How have things been on Rails since the merge with Merb?
It’s been good. The interesting thing that’s happened since that is a lot of other Ruby projects have done it. There’s a tool called Webrat, which is a full stack testing tool; and abstraction around HTML Unit. Someone said I can make it better,
they called it Capybara and they pushed it into Rails.
Also, Micronaut. It’s basically guys who said “we can do rspec better”. This has started to happen in the Ruby community, and it makes me happy. I think there is too much in the open source world of people building
software because you want to put your name back out there.
That’s been a positive outcome. Also the Rails core team diversity has been very helpful. Rails core, before, was 37Signals and some people doing client work. Now we have people doing custom development around it. We have people working on problems we didn’t have before. It’s definitely caused us, both people who are new and veteran contributors, to question our assumptions.

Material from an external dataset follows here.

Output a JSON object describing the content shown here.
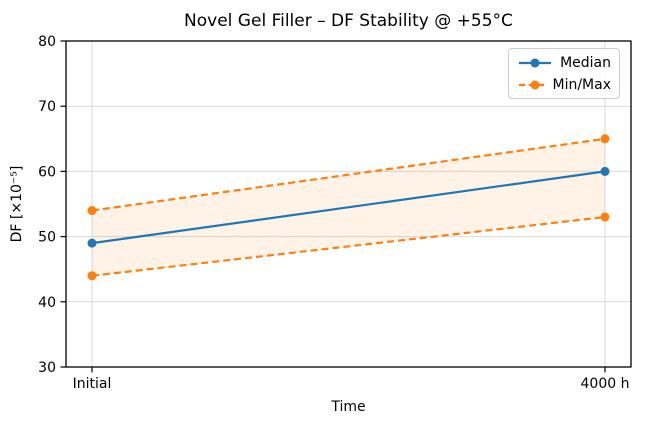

The conclusions have been almost 100% positive.
The community has gotten a lot healthier since the merge. Like Rails was getting stagnant. A lot of people who are coming back now are coming to Rails to first contribute. A big chunk of the time I spend every day on Rails is cat herding. And trying to balance the need to be involved in the architecture of the thing, and getting things done by real people interested in doing things.
We hear things are being uncoupled, starting with Prototype?

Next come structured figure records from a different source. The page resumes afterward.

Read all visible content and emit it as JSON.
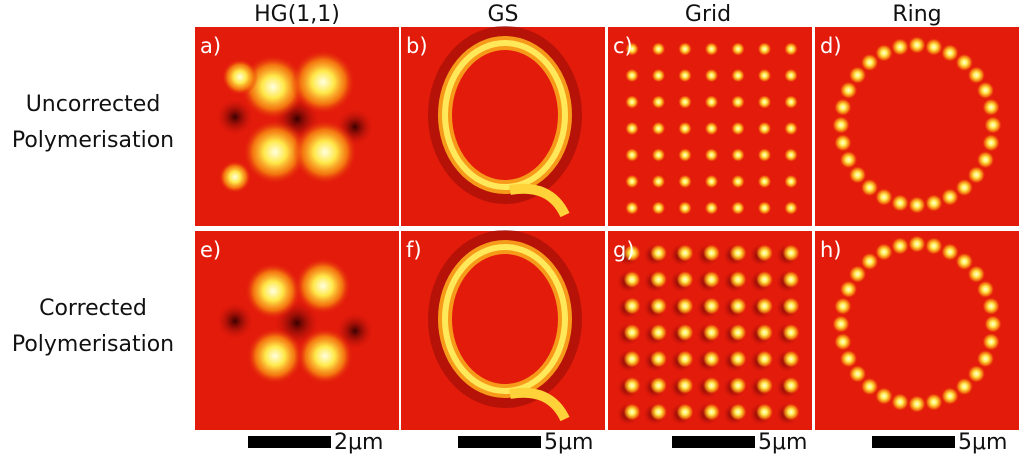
{
  "columns": [
    "HG(1,1)",
    "GS",
    "Grid",
    "Ring"
  ],
  "rows": [
    {
      "label": [
        "Uncorrected",
        "Polymerisation"
      ]
    },
    {
      "label": [
        "Corrected",
        "Polymerisation"
      ]
    }
  ],
  "panels": [
    [
      "a)",
      "b)",
      "c)",
      "d)"
    ],
    [
      "e)",
      "f)",
      "g)",
      "h)"
    ]
  ],
  "scale_bars": [
    "2μm",
    "5μm",
    "5μm",
    "5μm"
  ]
}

What are the biggest changes for Rails 3.0?
The biggest thing is security. We went through the known remaining security vulnerabilities based on having spoken to Twitter and having them say “your security tools are too manual right now” [to prevent cross-site-scripting vulnerabilities]. Almost every framework says if you use user content, just escape it. It’s easy to forget to escape it. As an attacker, you have to find the places in web applications where they forgot to escape. What we’ve essentially done is made Rails pessimistic by default. If you try to put in a string into HTML at any time, we automatically escape it. We went through all of Rails’s internals and marked the form tags as safe, which means that for the vast majority of cases, users won’t have to do a lot. But there will be cases where they were relying on content input by the user that was unsafe. But it’s now almost impossible to have an accidental XSS attack.
The second big thing is improving interoperability, mainly with other Ruby libraries. We’ve gone through Rails systematically, and found where we were coupling ourselves to ourselves and removed those. Rails controller view code is no longer coupled to the models, so you can use any views you want. We also added support other templating languages. We made it a lot easier to support other testing frameworks. TestUnit was standard, and others had to do a lot of work to strip out our support for TestUnit and add their own. Using rspec felt worse than using TestUnit. TestUnit itself is a plug-in now.